Por José Luis CutelloEl pediatra social Norberto Liwski, presidente del Comité para la Defensa de la Salud, la Ética Profesional y los Derechos Humanos (CODESEDH), confirmó a Clarín que “la ausencia o insuficiencia de saneamiento ambiental básico genera, sobre todo en los grandes centros de concentración urbana, condiciones de vida que para los niños implican una afectación al desarrollo integral”. Y aclaró que, de acuerdo con investigaciones recientes, el daño también se extiende a la educación: “En las zonas de mayor amenaza de contaminación, los índices de fracaso escolar son superiores a las zonas no contaminadas”.
De acuerdo con estadísticas publicadas por UNICEF, 18,9 por ciento de los alumnos argentinos abandona la escuela, aunque ese registro trepa al 21,5 en algunas provincias del norte. La repitencia, en tanto, es del 6,5 por ciento en la primaria, pero alcanza 11,5 en el noreste. La tasa de sobreedad promedio llega al 35,9 por ciento.
Teniendo en cuenta que la población de 0 a 17 años es de 12 millones según el Censo 2001, hay unos 4 millones de niños y adolescentes con dificultades de aprendizaje.
La titular del área de Medio Ambiente y Desarrollo Sustentable de la Defensoría del Pueblo de la Nación, Cristina Maiztegui, puntualizó una de las causas de la disparidad: “ El 52 % de los niños argentinos vive en zonas de riesgo ambiental, mayoritariamente en el norte y en el conurbano bonaerense” .
Estar en riesgo ambiental significa tener un alto índice de vulnerabilidad social y, además, carecer de saneamiento básico o sufrir la contaminación industrial o agropecuaria.
Consultado sobre la vinculación entre el aprendizaje y la falta de saneamiento, Liwski precisó que “el centro de atención está puesto en la salud, pero el niño va a ir perdiendo su proceso de desarrollo en la escolaridad”.

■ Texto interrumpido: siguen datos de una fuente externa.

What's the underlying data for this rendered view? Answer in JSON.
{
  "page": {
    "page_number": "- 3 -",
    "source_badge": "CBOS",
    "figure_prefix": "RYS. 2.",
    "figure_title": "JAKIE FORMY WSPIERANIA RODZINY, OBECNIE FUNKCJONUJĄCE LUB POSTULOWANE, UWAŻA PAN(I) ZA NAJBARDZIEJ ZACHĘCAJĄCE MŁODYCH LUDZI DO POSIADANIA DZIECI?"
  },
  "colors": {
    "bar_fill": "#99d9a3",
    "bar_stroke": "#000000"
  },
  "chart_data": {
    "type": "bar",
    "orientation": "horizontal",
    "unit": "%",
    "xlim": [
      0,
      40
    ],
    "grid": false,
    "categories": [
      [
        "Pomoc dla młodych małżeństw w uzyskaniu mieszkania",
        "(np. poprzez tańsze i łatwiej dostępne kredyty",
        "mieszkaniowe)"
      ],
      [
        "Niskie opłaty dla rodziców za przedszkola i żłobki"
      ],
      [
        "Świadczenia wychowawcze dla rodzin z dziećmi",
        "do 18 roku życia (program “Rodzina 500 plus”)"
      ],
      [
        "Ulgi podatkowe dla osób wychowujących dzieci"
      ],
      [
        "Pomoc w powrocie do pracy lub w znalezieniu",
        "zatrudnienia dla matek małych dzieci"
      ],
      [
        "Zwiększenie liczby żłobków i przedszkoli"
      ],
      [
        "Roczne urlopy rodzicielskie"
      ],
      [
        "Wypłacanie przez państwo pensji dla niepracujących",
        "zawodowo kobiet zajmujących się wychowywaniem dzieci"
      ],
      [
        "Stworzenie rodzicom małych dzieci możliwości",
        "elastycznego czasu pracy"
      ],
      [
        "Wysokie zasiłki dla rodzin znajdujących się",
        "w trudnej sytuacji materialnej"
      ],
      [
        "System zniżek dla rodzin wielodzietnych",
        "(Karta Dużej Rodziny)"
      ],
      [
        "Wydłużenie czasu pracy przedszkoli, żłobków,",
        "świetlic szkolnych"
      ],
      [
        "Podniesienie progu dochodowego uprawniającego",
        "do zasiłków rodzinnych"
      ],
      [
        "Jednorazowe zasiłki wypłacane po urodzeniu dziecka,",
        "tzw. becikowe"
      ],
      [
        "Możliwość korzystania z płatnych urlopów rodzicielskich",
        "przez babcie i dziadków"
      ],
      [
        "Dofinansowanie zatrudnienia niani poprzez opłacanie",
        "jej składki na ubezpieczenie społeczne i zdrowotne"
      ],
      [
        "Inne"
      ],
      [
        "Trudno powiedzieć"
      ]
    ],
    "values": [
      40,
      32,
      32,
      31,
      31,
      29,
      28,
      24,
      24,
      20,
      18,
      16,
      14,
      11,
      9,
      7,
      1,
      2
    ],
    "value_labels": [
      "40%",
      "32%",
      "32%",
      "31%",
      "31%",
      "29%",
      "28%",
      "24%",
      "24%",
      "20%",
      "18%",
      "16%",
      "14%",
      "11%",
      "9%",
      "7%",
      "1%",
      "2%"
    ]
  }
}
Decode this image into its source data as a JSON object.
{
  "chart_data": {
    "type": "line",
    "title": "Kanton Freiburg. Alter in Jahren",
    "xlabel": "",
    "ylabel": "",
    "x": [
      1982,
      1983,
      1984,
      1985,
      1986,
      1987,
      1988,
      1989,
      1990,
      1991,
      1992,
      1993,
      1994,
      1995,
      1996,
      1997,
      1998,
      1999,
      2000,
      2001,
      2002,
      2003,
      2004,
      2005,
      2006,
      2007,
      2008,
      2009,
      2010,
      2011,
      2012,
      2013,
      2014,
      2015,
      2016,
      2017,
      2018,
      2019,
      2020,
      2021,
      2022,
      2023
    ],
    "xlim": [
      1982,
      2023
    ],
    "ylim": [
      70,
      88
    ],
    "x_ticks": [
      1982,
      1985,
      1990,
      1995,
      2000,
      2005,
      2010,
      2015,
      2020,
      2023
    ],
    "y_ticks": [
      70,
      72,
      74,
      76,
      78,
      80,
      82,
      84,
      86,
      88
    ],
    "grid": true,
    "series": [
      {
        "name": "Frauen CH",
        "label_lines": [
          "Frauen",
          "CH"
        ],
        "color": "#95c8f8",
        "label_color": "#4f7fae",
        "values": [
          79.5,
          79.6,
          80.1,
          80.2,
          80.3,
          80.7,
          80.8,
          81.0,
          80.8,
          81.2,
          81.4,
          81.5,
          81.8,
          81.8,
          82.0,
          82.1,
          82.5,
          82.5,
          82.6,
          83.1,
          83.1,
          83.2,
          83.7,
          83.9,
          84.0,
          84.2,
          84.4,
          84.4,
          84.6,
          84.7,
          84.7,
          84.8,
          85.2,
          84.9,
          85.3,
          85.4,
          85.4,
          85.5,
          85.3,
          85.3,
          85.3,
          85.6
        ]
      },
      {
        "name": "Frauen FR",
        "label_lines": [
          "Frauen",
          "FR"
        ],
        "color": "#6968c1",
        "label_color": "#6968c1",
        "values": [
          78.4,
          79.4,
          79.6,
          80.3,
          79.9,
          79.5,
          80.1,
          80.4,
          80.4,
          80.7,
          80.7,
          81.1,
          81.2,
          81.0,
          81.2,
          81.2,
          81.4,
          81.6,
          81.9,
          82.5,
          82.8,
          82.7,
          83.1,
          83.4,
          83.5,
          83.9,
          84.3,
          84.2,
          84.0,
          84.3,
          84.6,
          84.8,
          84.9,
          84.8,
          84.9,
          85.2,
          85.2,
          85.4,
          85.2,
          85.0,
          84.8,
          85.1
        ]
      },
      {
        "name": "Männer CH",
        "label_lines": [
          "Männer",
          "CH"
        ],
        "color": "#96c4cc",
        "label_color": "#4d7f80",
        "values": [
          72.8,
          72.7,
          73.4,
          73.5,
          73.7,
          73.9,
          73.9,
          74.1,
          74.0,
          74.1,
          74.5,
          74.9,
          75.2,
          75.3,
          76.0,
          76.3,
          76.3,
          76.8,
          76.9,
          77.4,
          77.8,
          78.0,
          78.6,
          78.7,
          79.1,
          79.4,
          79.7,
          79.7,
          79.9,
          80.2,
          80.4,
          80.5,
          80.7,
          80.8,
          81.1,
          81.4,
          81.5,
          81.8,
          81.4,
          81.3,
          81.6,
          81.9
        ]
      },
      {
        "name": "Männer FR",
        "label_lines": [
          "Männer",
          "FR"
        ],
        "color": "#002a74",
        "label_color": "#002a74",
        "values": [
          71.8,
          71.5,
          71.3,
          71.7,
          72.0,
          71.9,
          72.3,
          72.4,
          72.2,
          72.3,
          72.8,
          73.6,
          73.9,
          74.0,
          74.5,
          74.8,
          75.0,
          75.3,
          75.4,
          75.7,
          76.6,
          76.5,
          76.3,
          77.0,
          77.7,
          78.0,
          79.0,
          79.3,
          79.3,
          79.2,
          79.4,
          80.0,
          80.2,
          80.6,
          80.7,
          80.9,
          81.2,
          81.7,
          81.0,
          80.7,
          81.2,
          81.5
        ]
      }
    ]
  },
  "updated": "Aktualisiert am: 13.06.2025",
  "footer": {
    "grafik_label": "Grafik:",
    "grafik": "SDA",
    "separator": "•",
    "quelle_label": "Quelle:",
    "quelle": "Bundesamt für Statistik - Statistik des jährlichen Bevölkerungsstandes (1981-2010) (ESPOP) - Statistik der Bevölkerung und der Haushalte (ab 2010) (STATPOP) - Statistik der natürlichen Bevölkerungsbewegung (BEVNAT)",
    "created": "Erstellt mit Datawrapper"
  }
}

Y apuntó a las napas contaminadas: “Cuando hablamos de poblaciones circundantes a grandes extensiones de cultivos con uso de agrotóxicos indiscriminado, vuelve a aparecer la sobreedad, la repitencia, el fracaso escolar”.
Al respecto, el pediatra dijo que uno de los problemas más estudiados está en los ingenios del norte argentino, donde un gran porcentaje de niños tiene bagazosis, una enfermedad que se origina en el mal tratamiento del bagazo de caña de azúcar y que afecta los bronquios: “Los docentes nos señalan la recurrencia de la enfermedad respiratoria –señaló–. Cualquier chico con reiterados procesos de alteración respiratoria, comienza a tener una discontinuidad en su vinculación con al escuela”.
Otro enemigo de la escolarización es el alto nivel de plomo en la sangre . Un estudio de la Defensoría del Pueblo en la localidad de Villa Inflamable, en el polo petroquímico de Avellaneda, comprobó que 50 por ciento de los chicos entre 7 y 11 años tenía plumbosis.
“Tiene efectos de sedimentación sobre niveles neurológicos y por lo tanto lesiones crónicas. El metal se acumula en los huesos lentamente, impidiendo el crecimiento y deteriorando el cerebro de los niños”, explicó Liwski. En este caso, agregó, no se trata sólo de fracaso escolar, sino de una reducción sensible en la expectativa de vida de los chicos.